2 Factor Authentication is a double layer security measure. Most crypto exchanges use it. In order to log in, you not only need to enter a password, but also a code that you receive from the Google authenticator for example.
Cold storage refers to storing cryptocurrency on a place where the private key cannot be accessed via the internet. This can be done on a hardware wallet, paper wallet or software wallet in an offline environment.
An airdrop is a way to distribute coins. End users can generally get coins for free or in exchange for a small task, such as subscribing to a newsletter, sending a tweet or inviting other people via a personal affiliate link.
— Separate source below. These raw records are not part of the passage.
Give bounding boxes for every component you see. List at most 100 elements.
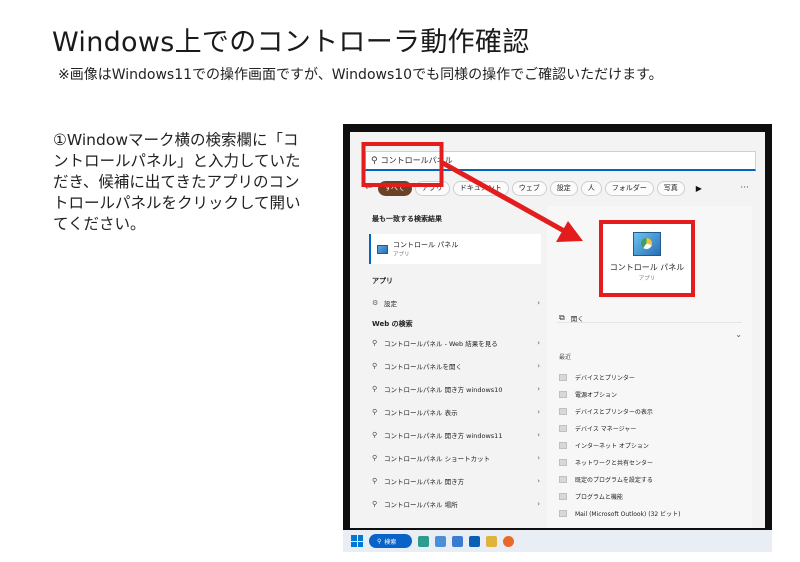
recent-item[interactable]: ネットワークと共有センター	[559, 454, 749, 470]
start-search-panel: ⚲ コントロールパネル ← すべて アプリ ドキュメント ウェブ 設定 人 フォ…	[350, 132, 765, 528]
recent-item-label: Mail (Microsoft Outlook) (32 ビット)	[575, 510, 681, 518]
preview-app-type: アプリ	[638, 276, 656, 282]
recent-item[interactable]: 既定のプログラムを設定する	[559, 471, 749, 487]
chevron-right-icon: ›	[537, 362, 540, 370]
recent-item[interactable]: Mail (Microsoft Outlook) (32 ビット)	[559, 505, 749, 521]
settings-item-icon	[559, 373, 567, 381]
settings-item-icon	[559, 407, 567, 415]
app-icon[interactable]	[435, 535, 447, 547]
filter-chips: ← すべて アプリ ドキュメント ウェブ 設定 人 フォルダー 写真 ▶ ···	[365, 179, 757, 197]
control-panel-icon	[633, 232, 661, 256]
settings-item-icon	[559, 458, 567, 466]
control-panel-icon	[377, 244, 388, 254]
chevron-right-icon: ›	[537, 299, 540, 307]
settings-item-icon	[559, 424, 567, 432]
settings-item-icon	[559, 475, 567, 483]
search-icon: ⚲	[377, 537, 382, 545]
search-icon: ⚲	[371, 155, 378, 166]
search-icon: ⚲	[372, 408, 378, 416]
chevron-right-icon: ›	[537, 408, 540, 416]
edge-browser-icon[interactable]	[418, 535, 430, 547]
search-input[interactable]: ⚲ コントロールパネル	[365, 151, 756, 171]
web-result-item[interactable]: ⚲ コントロールパネル ショートカット ›	[372, 449, 540, 467]
recent-item[interactable]: 電源オプション	[559, 386, 749, 402]
chevron-right-icon: ›	[537, 339, 540, 347]
chevron-down-icon[interactable]: ⌄	[735, 330, 742, 339]
more-filters-icon[interactable]: ▶	[696, 184, 702, 193]
chip-photos[interactable]: 写真	[656, 180, 685, 196]
web-result-item[interactable]: ⚲ コントロールパネルを開く ›	[372, 357, 540, 375]
recent-item-label: ネットワークと共有センター	[575, 459, 654, 467]
taskbar-search-button[interactable]: ⚲ 検索	[369, 534, 413, 548]
recent-item[interactable]: デバイスとプリンター	[559, 369, 749, 385]
recent-item[interactable]: インターネット オプション	[559, 437, 749, 453]
taskbar-search-label: 検索	[384, 538, 397, 546]
app-item-settings[interactable]: ⚙ 設定 ›	[372, 294, 540, 312]
web-result-label: コントロールパネル - Web 結果を見る	[384, 340, 498, 348]
recent-label: 最近	[559, 354, 572, 361]
web-result-item[interactable]: ⚲ コントロールパネル 開き方 windows11 ›	[372, 426, 540, 444]
step-instruction: ①Windowマーク横の検索欄に「コントロールパネル」と入力していただき、候補に…	[53, 131, 301, 233]
screenshot-frame: ⚲ コントロールパネル ← すべて アプリ ドキュメント ウェブ 設定 人 フォ…	[343, 124, 772, 552]
chevron-right-icon: ›	[537, 454, 540, 462]
firefox-icon[interactable]	[503, 535, 515, 547]
recent-item-label: 電源オプション	[575, 391, 618, 399]
chip-web[interactable]: ウェブ	[511, 180, 547, 196]
chip-settings[interactable]: 設定	[549, 180, 578, 196]
preview-app-card[interactable]: コントロール パネル アプリ	[599, 220, 695, 297]
search-icon: ⚲	[372, 385, 378, 393]
web-result-label: コントロールパネル 場所	[384, 501, 458, 509]
search-icon: ⚲	[372, 339, 378, 347]
web-result-item[interactable]: ⚲ コントロールパネル 表示 ›	[372, 403, 540, 421]
web-result-label: コントロールパネルを開く	[384, 363, 462, 371]
web-result-label: コントロールパネル 開き方 windows11	[384, 432, 503, 440]
page-note: ※画像はWindows11での操作画面ですが、Windows10でも同様の操作で…	[58, 67, 663, 83]
web-result-label: コントロールパネル 開き方 windows10	[384, 386, 503, 394]
chip-apps[interactable]: アプリ	[414, 180, 450, 196]
more-options-icon[interactable]: ···	[740, 183, 749, 193]
best-match-type: アプリ	[393, 252, 410, 258]
web-result-label: コントロールパネル 表示	[384, 409, 458, 417]
chip-all[interactable]: すべて	[377, 180, 412, 196]
recent-item[interactable]: デバイスとプリンターの表示	[559, 403, 749, 419]
preview-app-name: コントロール パネル	[609, 263, 685, 272]
recent-item[interactable]: プログラムと機能	[559, 488, 749, 504]
settings-item-icon	[559, 492, 567, 500]
chevron-right-icon: ›	[537, 477, 540, 485]
divider	[557, 322, 742, 323]
recent-item-label: プログラムと機能	[575, 493, 623, 501]
page-title: Windows上でのコントローラ動作確認	[52, 27, 530, 58]
settings-item-icon	[559, 441, 567, 449]
web-result-item[interactable]: ⚲ コントロールパネル 開き方 ›	[372, 472, 540, 490]
settings-item-icon	[559, 390, 567, 398]
search-icon: ⚲	[372, 454, 378, 462]
web-section-label: Web の検索	[372, 320, 413, 328]
best-match-label: 最も一致する検索結果	[372, 215, 442, 223]
chip-folders[interactable]: フォルダー	[604, 180, 654, 196]
apps-section-label: アプリ	[372, 277, 393, 285]
outlook-icon[interactable]	[469, 535, 481, 547]
store-icon[interactable]	[452, 535, 464, 547]
chip-documents[interactable]: ドキュメント	[452, 180, 509, 196]
best-match-name: コントロール パネル	[393, 241, 459, 249]
recent-item-label: 既定のプログラムを設定する	[575, 476, 653, 484]
chip-people[interactable]: 人	[580, 180, 602, 196]
web-result-item[interactable]: ⚲ コントロールパネル 場所 ›	[372, 495, 540, 513]
recent-item-label: デバイス マネージャー	[575, 425, 637, 433]
best-match-item[interactable]: コントロール パネル アプリ	[369, 234, 541, 264]
web-result-item[interactable]: ⚲ コントロールパネル - Web 結果を見る ›	[372, 334, 540, 352]
search-icon: ⚲	[372, 431, 378, 439]
search-icon: ⚲	[372, 362, 378, 370]
taskbar: ⚲ 検索	[343, 530, 772, 552]
preview-pane: コントロール パネル アプリ ⧉ 開く ⌄ 最近 デバイスとプリンター 電源オプ…	[547, 206, 752, 528]
back-arrow-icon[interactable]: ←	[365, 183, 373, 193]
recent-item-label: インターネット オプション	[575, 442, 649, 450]
web-result-item[interactable]: ⚲ コントロールパネル 開き方 windows10 ›	[372, 380, 540, 398]
app-item-label: 設定	[384, 300, 397, 308]
search-input-value: コントロールパネル	[380, 156, 453, 165]
windows-start-icon[interactable]	[351, 535, 363, 547]
results-list: 最も一致する検索結果 コントロール パネル アプリ アプリ ⚙ 設定 › Web…	[360, 206, 541, 528]
chevron-right-icon: ›	[537, 500, 540, 508]
folder-icon[interactable]	[486, 535, 498, 547]
recent-item[interactable]: デバイス マネージャー	[559, 420, 749, 436]
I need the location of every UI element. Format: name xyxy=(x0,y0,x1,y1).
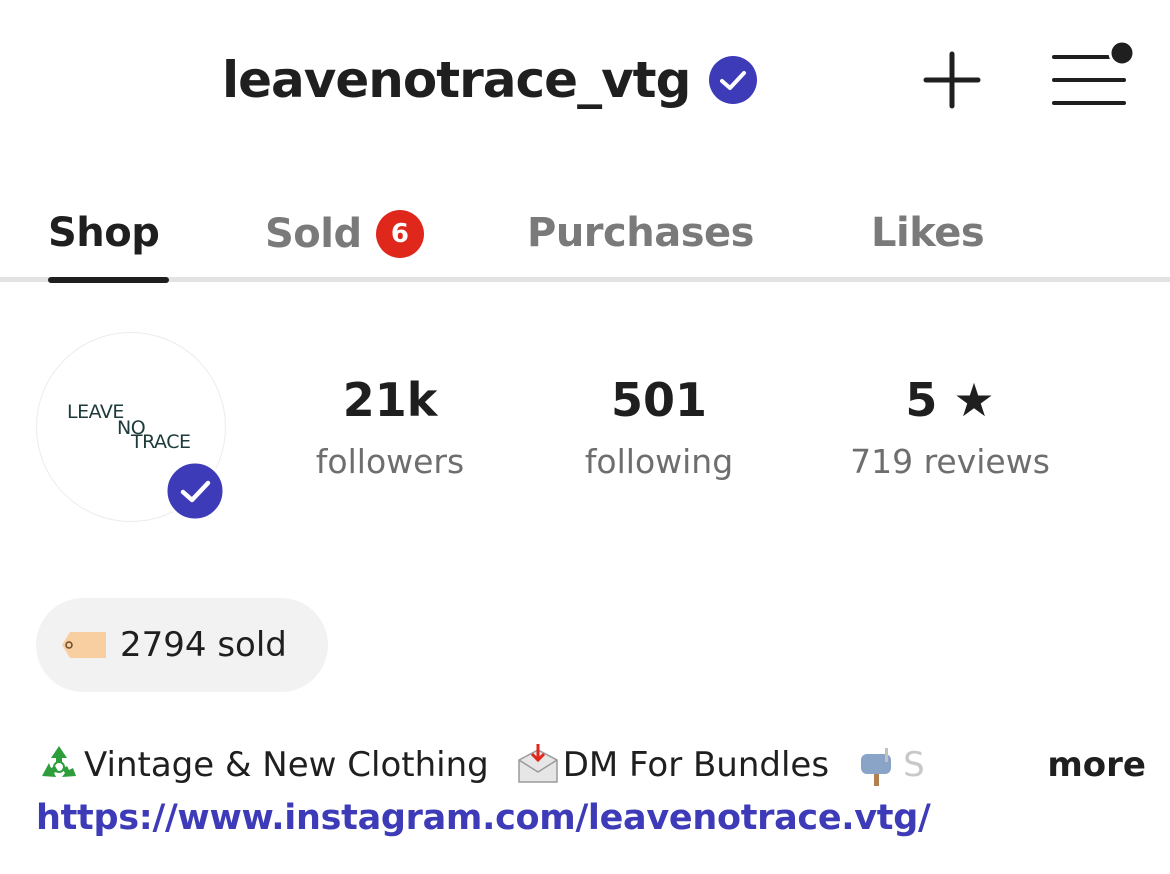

A ‘51% attack’ refers to a possible attack on a blockchain by a group of ‘miners’, who hold more than 50% of the hashrate. In such a situation the ‘miners’ have the possibility to deliberately not confirm transactions or to issue transactions twice (double-spend).
Blockchain is most simply defined as a decentralized, distributed ledger technology that records the provenance of a digital asset.
AML is the abbreviation for ‘anti-money laundering’. AML stands for policy and legislation on money laundering. This prevents illegally acquired funds from being converted into a legal variant. Within the crypto world, it is no longer unusual for AML techniques to be used by exchanges and wallets. This term is often used as AML/KYC, where KYC stands for ‘Know your customer’.